The Problem

Some time ago I received an email from Let’s Encrypt on the email address I had used to register my certbot client with.

According to our records, the software client you’re using to get Let’s Encrypt TLS/SSL certificates issued or renewed at least one HTTPS certificate in the past two weeks using the ACMEv1 protocol. Here are the details of one recent ACMEv1 request from each of your account(s):

Client IP address: xxx.xxx.xxx.xxx

User agent: CertbotACMEClient/0.23.0 (certbot; Ubuntu 18.04.3 LTS) Authenticator/webroot Installer/apache (run; flags: ) Py/3.6.8

Hostname(s): “www.subdomain.mydomain.com”,”subdomain.mydomain.com” … “subdomain.mydomain.co.uk”

Request time: 2020-01-29 19:51:50 UTC
Beginning June 1, 2020, we will stop allowing new domains to validate using the ACMEv1 protocol. You should upgrade to an ACMEv2 compatible client before then, or certificate issuance will fail. For most people, simply upgrading to the latest version of your existing client will suffice.

It turns out it was not as simple as I or the above email thought it would be…

Debugging

Useful information when debugging your Let’s Encrypt installation:

  • Find your Let’s Encryp log files at /var/log/letsencrypt/letsencrypt.log
  • Using the timestamp from your warning email find the call corresponding to your renewal, verify it is indeed using the V1 API calls.

Upgrading

For some reason it seems that my installation had become broken when I saw these messages in my log files:

2020-03-09 20:15:06,019:WARNING:certbot.renewal:expected /etc/letsencrypt/live/www.subdomain.mydomain.com/cert.pem to be a symlink

2020-03-09 20:15:06,019:WARNING:certbot.renewal:Renewal configuration file /etc/letsencrypt/renewal/www.subdomain.mydomain.com.conf is broken.
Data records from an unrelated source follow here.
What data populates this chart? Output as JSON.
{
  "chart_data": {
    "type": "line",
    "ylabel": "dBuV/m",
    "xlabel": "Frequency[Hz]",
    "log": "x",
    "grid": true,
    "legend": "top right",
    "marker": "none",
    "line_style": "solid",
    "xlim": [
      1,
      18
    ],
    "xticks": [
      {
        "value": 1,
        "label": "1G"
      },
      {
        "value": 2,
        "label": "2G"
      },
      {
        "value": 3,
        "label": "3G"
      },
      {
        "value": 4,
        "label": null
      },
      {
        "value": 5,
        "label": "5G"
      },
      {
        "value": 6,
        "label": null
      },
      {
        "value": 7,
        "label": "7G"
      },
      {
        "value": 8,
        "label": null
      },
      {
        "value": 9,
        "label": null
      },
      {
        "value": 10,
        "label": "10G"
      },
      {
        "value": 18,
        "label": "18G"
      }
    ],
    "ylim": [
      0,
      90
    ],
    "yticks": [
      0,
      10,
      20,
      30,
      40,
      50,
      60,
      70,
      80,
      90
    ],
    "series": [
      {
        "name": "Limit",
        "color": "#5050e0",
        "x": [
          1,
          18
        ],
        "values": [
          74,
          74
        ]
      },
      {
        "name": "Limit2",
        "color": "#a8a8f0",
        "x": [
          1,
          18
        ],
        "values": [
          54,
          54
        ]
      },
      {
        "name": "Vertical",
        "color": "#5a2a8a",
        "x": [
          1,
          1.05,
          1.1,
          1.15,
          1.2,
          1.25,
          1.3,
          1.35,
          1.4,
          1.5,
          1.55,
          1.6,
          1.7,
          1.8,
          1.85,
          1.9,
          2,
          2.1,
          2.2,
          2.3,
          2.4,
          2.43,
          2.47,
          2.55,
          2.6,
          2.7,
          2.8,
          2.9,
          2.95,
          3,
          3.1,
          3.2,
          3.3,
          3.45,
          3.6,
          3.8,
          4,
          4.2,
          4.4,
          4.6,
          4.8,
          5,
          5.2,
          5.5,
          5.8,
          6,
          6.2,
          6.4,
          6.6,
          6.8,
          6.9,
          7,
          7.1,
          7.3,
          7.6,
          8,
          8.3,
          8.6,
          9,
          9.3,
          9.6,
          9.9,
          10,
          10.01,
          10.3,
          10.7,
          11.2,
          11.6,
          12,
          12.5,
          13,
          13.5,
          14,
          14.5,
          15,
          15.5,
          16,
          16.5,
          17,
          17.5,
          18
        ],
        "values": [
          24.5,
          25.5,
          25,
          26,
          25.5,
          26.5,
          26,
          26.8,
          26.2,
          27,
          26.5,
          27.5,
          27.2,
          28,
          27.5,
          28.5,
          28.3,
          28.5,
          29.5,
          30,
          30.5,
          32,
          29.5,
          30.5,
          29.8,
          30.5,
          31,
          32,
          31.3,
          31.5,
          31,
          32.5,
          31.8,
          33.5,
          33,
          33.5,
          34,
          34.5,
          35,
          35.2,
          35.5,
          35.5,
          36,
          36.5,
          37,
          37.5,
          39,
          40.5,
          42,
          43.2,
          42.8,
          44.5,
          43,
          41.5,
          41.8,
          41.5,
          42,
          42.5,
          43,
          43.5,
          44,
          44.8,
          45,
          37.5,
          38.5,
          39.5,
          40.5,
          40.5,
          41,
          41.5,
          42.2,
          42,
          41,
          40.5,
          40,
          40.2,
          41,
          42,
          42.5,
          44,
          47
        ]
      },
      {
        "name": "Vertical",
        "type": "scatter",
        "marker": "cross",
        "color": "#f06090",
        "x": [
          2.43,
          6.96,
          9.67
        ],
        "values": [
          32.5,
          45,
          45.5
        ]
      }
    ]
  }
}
Skipping.

I ran --reinstall on my certbot instance against the legacy V1 API to reinstate my certificate symlinks and apache configuration files.

Now for the upgrade itself.

  • apt-get install --upgrade-only certbot to upgrade your certbot installation
    • Then you can re-run your renewal or your installation depending on how close to your certificate expiry you are.
  • As the production version of LetsEncrypt is rate limited you’ll want to test it out on the staging environment first using the dry-run command:
    • --dry-run -i apache -a webroot -d www.subdomain.mydomain.com -w /var/www/mysite/

At this point you may see the following error in your logs:

Link: https://acme-staging-v02.api.letsencrypt.org/directory;rel=”index”

b’{\n “type”: “urn:ietf:params:acme:error:malformed”,\n “detail”: “Method not allowed”,\n “status”: 405\n}’

  • Run apt-get install --upgrade-only python3-acme to update the python3-acme package which solves the *Method not allowed** error you may get on staging.

Now you should be able to rerun the dry-run successfully.

/etc/letsencrypt/accounts/ will have directories listing the accounts you’ve used, the API versions are in the names of these accounts, if you have acme-v02.api.letsencrypt.org then you’ve been successful.

Summary

I had to upgrade more than just my certbot client:

  • python3-acme was at 0.23.0-1, upgraded to 0.31.0-2
  • certbot was at 0.23.0-1, upgraded to 0.27.0-1

Also it helps to verify that your installation for V1 is still working as expected too.